In the transition to outsourcing, develop step-by-step increments for a smooth changeover. Include a timetable, assigned responsibilities, and a method to measure and evaluate progress. A big factor in successful outsourcing is “buy-in” from staff, top management, customers, staffed personnel, and all vested parties. Ensure that you have final approval in the selection of all vendor personnel who will work with you. Disseminate information clearly and often. In both written and verbal communications, be careful to avoid misconceptions.
Develop written procedures and review them with your staff and the vendor. Develop standardized forms as part of the written procedures.
Plan for any eventuality, and develop a back-up contingency plan. In some cases, conducting a parallel test is advisable. Have alternatives in place. Know whom to contact if problems occur.
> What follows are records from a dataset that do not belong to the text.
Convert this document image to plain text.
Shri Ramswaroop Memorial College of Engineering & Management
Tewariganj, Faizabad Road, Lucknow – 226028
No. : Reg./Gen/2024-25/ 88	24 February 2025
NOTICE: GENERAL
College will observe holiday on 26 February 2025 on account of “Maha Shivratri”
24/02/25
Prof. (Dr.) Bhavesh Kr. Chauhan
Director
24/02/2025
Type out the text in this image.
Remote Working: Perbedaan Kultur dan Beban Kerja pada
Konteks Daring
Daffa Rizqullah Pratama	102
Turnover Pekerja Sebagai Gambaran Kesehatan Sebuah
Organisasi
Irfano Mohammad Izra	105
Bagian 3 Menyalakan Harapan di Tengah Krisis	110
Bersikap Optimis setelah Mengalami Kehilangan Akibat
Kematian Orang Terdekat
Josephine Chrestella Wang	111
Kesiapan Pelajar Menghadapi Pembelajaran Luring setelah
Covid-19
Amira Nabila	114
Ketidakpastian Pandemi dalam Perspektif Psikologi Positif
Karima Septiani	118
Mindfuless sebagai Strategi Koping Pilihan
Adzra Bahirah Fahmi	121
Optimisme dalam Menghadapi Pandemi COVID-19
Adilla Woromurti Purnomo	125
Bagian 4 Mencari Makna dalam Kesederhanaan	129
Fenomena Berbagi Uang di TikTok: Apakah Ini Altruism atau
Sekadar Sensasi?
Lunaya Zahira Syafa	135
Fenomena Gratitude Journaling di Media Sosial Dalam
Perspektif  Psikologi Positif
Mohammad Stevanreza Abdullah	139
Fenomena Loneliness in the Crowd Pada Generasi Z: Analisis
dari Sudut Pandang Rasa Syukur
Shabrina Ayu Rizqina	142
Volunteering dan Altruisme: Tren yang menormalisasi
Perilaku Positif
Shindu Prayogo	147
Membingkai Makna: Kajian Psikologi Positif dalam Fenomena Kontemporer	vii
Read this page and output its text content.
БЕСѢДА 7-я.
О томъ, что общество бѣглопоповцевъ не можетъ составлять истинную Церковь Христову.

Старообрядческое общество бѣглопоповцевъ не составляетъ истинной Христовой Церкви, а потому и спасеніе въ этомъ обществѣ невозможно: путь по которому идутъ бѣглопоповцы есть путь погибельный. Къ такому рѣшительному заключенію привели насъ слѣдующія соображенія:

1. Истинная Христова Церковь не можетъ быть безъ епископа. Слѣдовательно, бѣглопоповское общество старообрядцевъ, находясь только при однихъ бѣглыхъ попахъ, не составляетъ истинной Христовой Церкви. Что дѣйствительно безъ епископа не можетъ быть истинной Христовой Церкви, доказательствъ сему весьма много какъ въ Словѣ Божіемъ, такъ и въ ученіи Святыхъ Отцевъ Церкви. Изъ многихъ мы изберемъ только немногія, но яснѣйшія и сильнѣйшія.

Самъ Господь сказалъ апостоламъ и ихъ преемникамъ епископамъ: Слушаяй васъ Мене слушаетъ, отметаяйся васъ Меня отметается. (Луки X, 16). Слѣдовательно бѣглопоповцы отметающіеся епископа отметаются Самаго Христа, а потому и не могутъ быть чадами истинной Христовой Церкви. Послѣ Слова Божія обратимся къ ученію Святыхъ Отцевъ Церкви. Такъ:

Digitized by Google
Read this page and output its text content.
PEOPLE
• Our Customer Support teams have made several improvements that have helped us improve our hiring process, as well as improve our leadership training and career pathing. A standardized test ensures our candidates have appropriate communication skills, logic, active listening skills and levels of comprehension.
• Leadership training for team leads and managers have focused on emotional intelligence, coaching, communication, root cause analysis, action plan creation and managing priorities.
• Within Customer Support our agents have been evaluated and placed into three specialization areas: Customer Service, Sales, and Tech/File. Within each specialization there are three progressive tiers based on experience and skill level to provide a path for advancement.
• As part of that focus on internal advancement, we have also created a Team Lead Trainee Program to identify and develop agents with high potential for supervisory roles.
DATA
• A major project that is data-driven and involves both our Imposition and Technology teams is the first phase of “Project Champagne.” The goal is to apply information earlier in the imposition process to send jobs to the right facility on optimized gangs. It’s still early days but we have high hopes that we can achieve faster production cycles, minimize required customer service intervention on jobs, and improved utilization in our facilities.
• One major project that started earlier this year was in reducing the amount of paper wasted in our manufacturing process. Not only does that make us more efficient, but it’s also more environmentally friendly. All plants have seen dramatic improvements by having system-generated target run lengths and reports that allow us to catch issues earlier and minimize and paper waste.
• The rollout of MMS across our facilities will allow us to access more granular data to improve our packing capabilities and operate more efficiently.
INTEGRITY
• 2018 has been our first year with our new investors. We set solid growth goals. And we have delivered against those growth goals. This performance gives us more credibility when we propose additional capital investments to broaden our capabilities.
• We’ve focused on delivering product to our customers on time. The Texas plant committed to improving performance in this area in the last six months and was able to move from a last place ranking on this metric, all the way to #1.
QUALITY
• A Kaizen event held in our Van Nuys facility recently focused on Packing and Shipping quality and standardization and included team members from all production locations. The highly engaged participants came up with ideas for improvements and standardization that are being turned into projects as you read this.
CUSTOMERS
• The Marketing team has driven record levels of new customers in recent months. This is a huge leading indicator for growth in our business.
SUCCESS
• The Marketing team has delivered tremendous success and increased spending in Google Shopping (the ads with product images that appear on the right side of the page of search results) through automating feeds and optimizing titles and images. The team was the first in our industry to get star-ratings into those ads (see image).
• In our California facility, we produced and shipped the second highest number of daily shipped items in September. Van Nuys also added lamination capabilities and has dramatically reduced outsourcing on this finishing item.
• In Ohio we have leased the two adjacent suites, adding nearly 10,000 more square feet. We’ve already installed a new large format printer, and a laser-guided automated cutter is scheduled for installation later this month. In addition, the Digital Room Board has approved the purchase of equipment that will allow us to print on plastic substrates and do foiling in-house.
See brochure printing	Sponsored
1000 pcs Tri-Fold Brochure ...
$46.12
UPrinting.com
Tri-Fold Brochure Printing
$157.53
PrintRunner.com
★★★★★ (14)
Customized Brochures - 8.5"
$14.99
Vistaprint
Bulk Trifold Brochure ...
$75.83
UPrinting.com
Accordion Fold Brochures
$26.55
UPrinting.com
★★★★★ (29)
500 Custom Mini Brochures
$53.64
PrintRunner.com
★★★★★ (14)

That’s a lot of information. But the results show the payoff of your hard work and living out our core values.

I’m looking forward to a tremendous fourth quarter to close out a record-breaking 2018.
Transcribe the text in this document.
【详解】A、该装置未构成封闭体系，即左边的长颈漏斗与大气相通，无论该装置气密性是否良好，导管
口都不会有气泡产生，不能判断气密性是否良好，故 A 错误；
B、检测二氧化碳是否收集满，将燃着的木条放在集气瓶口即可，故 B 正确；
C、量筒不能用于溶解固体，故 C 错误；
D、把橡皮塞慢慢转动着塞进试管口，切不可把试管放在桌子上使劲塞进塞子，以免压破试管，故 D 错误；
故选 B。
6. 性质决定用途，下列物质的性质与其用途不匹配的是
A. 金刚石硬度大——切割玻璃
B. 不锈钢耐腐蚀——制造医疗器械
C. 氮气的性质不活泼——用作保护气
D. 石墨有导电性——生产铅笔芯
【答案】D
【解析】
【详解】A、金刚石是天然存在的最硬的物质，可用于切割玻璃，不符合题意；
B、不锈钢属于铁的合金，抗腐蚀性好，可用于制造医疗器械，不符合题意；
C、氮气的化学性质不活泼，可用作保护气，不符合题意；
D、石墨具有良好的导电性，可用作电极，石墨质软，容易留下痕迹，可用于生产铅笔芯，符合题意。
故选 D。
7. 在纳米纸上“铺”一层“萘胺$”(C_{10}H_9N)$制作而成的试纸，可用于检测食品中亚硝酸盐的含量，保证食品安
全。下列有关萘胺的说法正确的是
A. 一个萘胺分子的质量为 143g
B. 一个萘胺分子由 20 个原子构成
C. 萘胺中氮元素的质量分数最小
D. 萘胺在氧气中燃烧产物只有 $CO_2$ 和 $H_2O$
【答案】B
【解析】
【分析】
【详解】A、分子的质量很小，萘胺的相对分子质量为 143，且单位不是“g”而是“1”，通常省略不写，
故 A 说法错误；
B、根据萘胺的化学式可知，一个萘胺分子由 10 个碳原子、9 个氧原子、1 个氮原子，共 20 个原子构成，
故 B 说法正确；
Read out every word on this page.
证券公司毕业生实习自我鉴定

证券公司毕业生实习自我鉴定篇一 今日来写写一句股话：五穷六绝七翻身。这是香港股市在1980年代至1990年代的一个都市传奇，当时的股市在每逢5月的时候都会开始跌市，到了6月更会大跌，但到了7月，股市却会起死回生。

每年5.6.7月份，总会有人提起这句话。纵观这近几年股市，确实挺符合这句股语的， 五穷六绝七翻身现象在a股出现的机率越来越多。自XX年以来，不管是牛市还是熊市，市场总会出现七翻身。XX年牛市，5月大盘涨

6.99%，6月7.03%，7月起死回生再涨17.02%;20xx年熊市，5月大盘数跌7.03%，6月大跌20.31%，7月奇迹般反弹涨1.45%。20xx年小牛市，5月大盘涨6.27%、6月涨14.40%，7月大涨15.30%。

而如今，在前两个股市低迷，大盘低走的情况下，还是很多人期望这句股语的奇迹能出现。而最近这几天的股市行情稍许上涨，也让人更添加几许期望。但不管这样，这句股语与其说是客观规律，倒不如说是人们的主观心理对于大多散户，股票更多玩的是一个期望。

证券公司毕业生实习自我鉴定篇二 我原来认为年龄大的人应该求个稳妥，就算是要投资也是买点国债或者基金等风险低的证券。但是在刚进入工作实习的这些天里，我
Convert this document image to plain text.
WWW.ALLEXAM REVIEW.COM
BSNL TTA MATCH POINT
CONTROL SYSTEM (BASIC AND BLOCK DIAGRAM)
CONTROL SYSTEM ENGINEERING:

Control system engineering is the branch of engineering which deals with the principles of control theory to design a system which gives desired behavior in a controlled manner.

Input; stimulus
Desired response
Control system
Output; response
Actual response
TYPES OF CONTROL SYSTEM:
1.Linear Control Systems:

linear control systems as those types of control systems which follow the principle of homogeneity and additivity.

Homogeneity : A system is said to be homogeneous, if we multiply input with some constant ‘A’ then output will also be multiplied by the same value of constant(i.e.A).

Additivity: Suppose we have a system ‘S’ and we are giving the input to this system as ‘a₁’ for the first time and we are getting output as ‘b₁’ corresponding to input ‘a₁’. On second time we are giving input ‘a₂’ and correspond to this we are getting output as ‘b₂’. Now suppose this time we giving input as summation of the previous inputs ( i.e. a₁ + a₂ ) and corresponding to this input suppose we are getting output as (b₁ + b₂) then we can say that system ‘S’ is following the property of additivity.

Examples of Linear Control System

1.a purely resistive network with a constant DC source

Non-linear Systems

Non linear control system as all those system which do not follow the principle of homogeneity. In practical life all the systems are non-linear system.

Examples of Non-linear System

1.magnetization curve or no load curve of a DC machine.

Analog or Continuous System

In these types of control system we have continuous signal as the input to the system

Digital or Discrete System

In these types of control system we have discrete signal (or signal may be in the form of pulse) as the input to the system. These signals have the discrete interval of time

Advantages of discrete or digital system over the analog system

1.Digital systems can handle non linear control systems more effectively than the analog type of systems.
Develop a “back-track” process should the venture simply not work out.
Greenwich Provides Example
The Town of Greenwich, Conn., provides an example of successful outsourcing. The fleet operation outsourced its parts room function. The idea met positive criteria and the parts room is a non-core function. We had clear expectations: labor hours saved and maximizing resources. The outcome was positive.
More labor hours were shifted to core fleet functions and service improved. Fleet staff no longer had to chase parts, track or maintain costly inventory, handle storage issues, or process stock orders. We were able to establish a true partnership with the vendor, with mutual flexibility to make changes. A clearly defined pay structure, with audits and crosschecks, kept everything easily accountable.
With careful planning and implementation, outsourcing non-core fleet functions can positively impact the entire operation. You can be part of making the change — or be left behind.